Harry Dean Stanton (July 14, 1926 – September 15, 2017) with a career that lasted over 60 years, Harry Dean Stanton went from character actor w/ small rolls in mostly westerns to an unlikely leading man in his late 50’s. You’d always know that even if it was a bad movie it had a chance if Harry Dean was in it. Cool Hand Luke, Alien, Godfather 2, Paris Texas, Repo Man, Wild at Heart, The Last Temptation of Christ and, lets not forget – Pretty in Pink. Harry Dean was the shit.
The Man Who Fell to Earth – 1976. David Bowie was at the height of his career having just released his brilliant blue-eyed soul LP, Young Americans. He was riding high on the hit Fame and ready to take over the world. The next logical step – movies. And what a movie. The casting of Bowie as an alien who crashed on Earth and can’t get back to his dead planet was perfect.
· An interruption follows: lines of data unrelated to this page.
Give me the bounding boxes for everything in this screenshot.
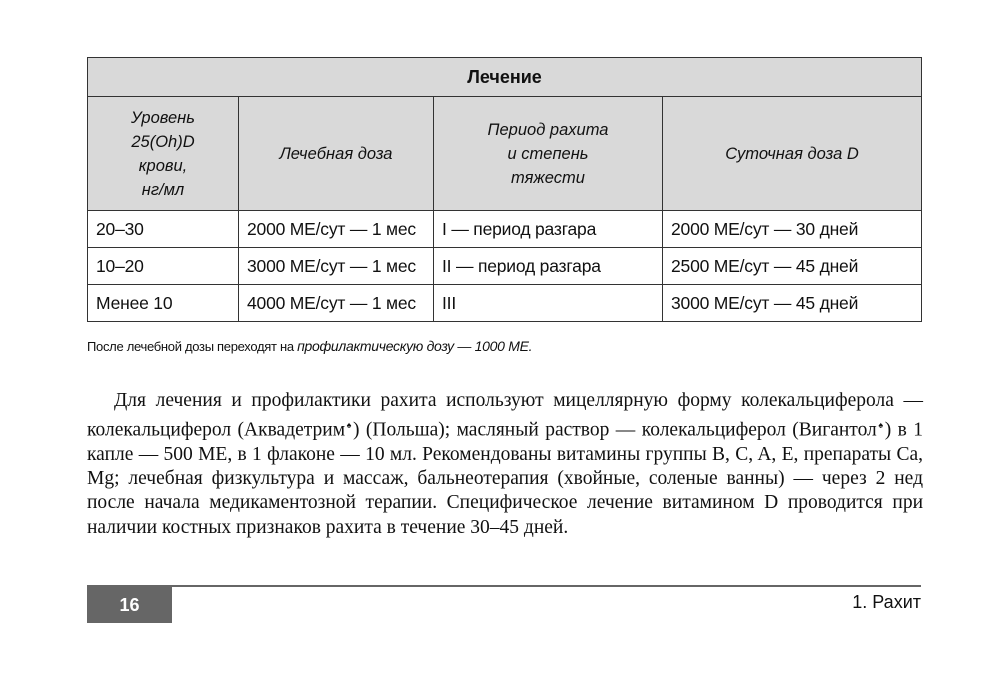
table-cell: 2000 МЕ/сут — 1 мес <box>239 211 434 248</box>
trademark-mark: ♠ <box>876 420 885 431</box>
table-row <box>88 248 922 285</box>
table-cell: 2000 МЕ/сут — 30 дней <box>663 211 922 248</box>
chapter-title: 1. Рахит <box>852 592 921 612</box>
table-cell: 2500 МЕ/сут — 45 дней <box>663 248 922 285</box>
table-cell: 4000 МЕ/сут — 1 мес <box>239 285 434 322</box>
footnote-emphasis: профилактическую дозу — 1000 МЕ. <box>297 338 533 354</box>
treatment-table <box>87 57 922 322</box>
table-cell: 10–20 <box>88 248 239 285</box>
column-header-daily-dose: Суточная доза D <box>663 97 922 211</box>
page-number: 16 <box>87 587 172 623</box>
table-cell: 3000 МЕ/сут — 1 мес <box>239 248 434 285</box>
table-cell: III <box>434 285 663 322</box>
column-header-level: Уровень 25(Oh)D крови, нг/мл <box>88 97 239 211</box>
footer-divider <box>87 585 921 587</box>
table-title: Лечение <box>88 58 922 97</box>
table-cell: I — период разгара <box>434 211 663 248</box>
table-cell: 3000 МЕ/сут — 45 дней <box>663 285 922 322</box>
table-header-row <box>88 97 922 211</box>
column-header-treatment-dose: Лечебная доза <box>239 97 434 211</box>
table-footnote: После лечебной дозы переходят на профилактическую дозу — 1000 МЕ. <box>87 338 533 354</box>
table-cell: 20–30 <box>88 211 239 248</box>
table-row <box>88 285 922 322</box>
table-cell: II — период разгара <box>434 248 663 285</box>
body-paragraph: Для лечения и профилактики рахита используют мицеллярную форму колекальциферола — колекальциферол (Аквадетрим♠) (Польша); масляный раствор — колекальциферол (Вигантол♠) в 1 капле — 500 МЕ, в 1 флаконе — 10 мл. Рекомендованы витамины группы B, C, A, E, препараты Ca, Mg; лечебная физкультура и массаж, бальнеотерапия (хвойные, соленые ванны) — через 2 нед после начала медикаментозной терапии. Специфическое лечение витамином D проводится при наличии костных признаков рахита в течение 30–45 дней. <box>87 390 923 538</box>
table-row <box>88 211 922 248</box>
column-header-period: Период рахита и степень тяжести <box>434 97 663 211</box>
trademark-mark: ♠ <box>345 420 353 431</box>
treatment-table-container <box>87 57 921 322</box>
table-cell: Менее 10 <box>88 285 239 322</box>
Lean bordering on skinny Bowie looked the part w/ a shock of red/orange hair and other-worldly style. The film did well and Bowie was great. Looking back at it today its a bit dated and frankly kind of boring, but, Jesus, he looked great, and by the looks of things it was a fun set.
Emanuele Taglietti (born 1943) Emanuele started his career as an set designer for his famous cousin – director Michelangelo Antonioni (Blowup). he would go on to work as an assistant director for Federico Fellini and Dino Rissi until the lure of Italian sex art game calling. The 1970’s saw the rise in popularity of digest sized graphic books called fumetti – whose main themes were sex, horror and violence. And man-o-man did he jump on that firetruck. He would create about 10 covers a month each weirder, more troubling than the next. An odd mix of monsters, violence against and by woman and a disturbing rapey vibe made these huge in Italy until the mid-80’s. With the fumetti’s popularity on the wane Taglietti would become a teacher of ‘decoration’ and mural conservation. In 2000 he stopped teaching and has focused on painting murals and watercolors – hopefully w/ some different themes than his fumetti work.
Fairuza Balk (born May 21, 1974) That smile, those eyes. Fairuza (Turquoise in Farsi) began her career as Dorothy Gale in the unofficial sequel to Wizard of Oz – 1985’s Return to Oz. She became a teenage Satan worshipper in The Craft, a cat-thing in The Island of Dr. Moreau w/ Marlon Brando, an Academy Award nominated skin head in American History X, a groupie in Almost Famous and a bad girl to Adam Sandler’s simpleton in The Waterboy (among many others) Wildly different roles, great co-stars and what appears to be a simple non-Hollywood like life, Fairuza continues to act and do voice work for cartoons and video games … and she still has that smile.
Vogue picture records were produced by Sav-Way Industries of Detroit, Michigan from 1946 to 1947 (before they went out of business) – there are only 74 different discs. The 10″ discs were created by sandwiching an illustration between 2 clear pieces of vinyl. The picture would usually have something to do with the song – though sometimes a tad obscure. The songs for the most part were war era mushy ballads sung by obscure big band crooners – no Sinatra, no Bing Crosby. They were more along the lines of The Don Large Chorus, Shep Fields and LuLu Belle & Scotty – big names all. The illustrations however make these discs quite beautiful and cool little collectors items. They’re not worth a ton, some more collectable than others, they are however a great look into 40’s entertainment and design.
Gerard “Jerry” Nolan (May 7, 1946 – January 14, 1992) It didn’t matter what they made him wear, as long as he got to drum for the Dolls and hang with his friend Johnny he was happy. By all accounts, a pretty happy-go-lucky guy, Jerry was a tough as shit street kid who (long story short) joined the New York Dolls in 1972 after the death of original drummer Billy Murcia. Always looking a bit non-plussed in his teased hair and tiny Doll clothes (though nowhere near as out of place as Arthur “Killer” Kane), Jerry could drum like a house on fire.
Nolan would leave the Dolls in 1975 along w/ Johnny Thunders to form the Heartbreakers (not the Tom Petty version), move to England and embark on the infamous Anarchy in the UK tour along w/ the Sex Pistols, The Clash and The Damned. It was Jerry and Johnny who introduced heroin to the UK punk scene causing untold problems with among others, poor stupid Sid Vicious. Jerry would quit the Heartbreakers in 77′ and kick around England for a few years playing w/ various punk outfits, eventually landing in Sweden for awhile before moving back to New York in the late 80’s. After years of heroin addiction Jerry would die of Bacterial Meningitis coupled with a stroke, in 1992, only 2 months after his buddy Johnny’s death in New Orleans. He is buried at Mount Saint Mary’s Cemetery in Flushing NY.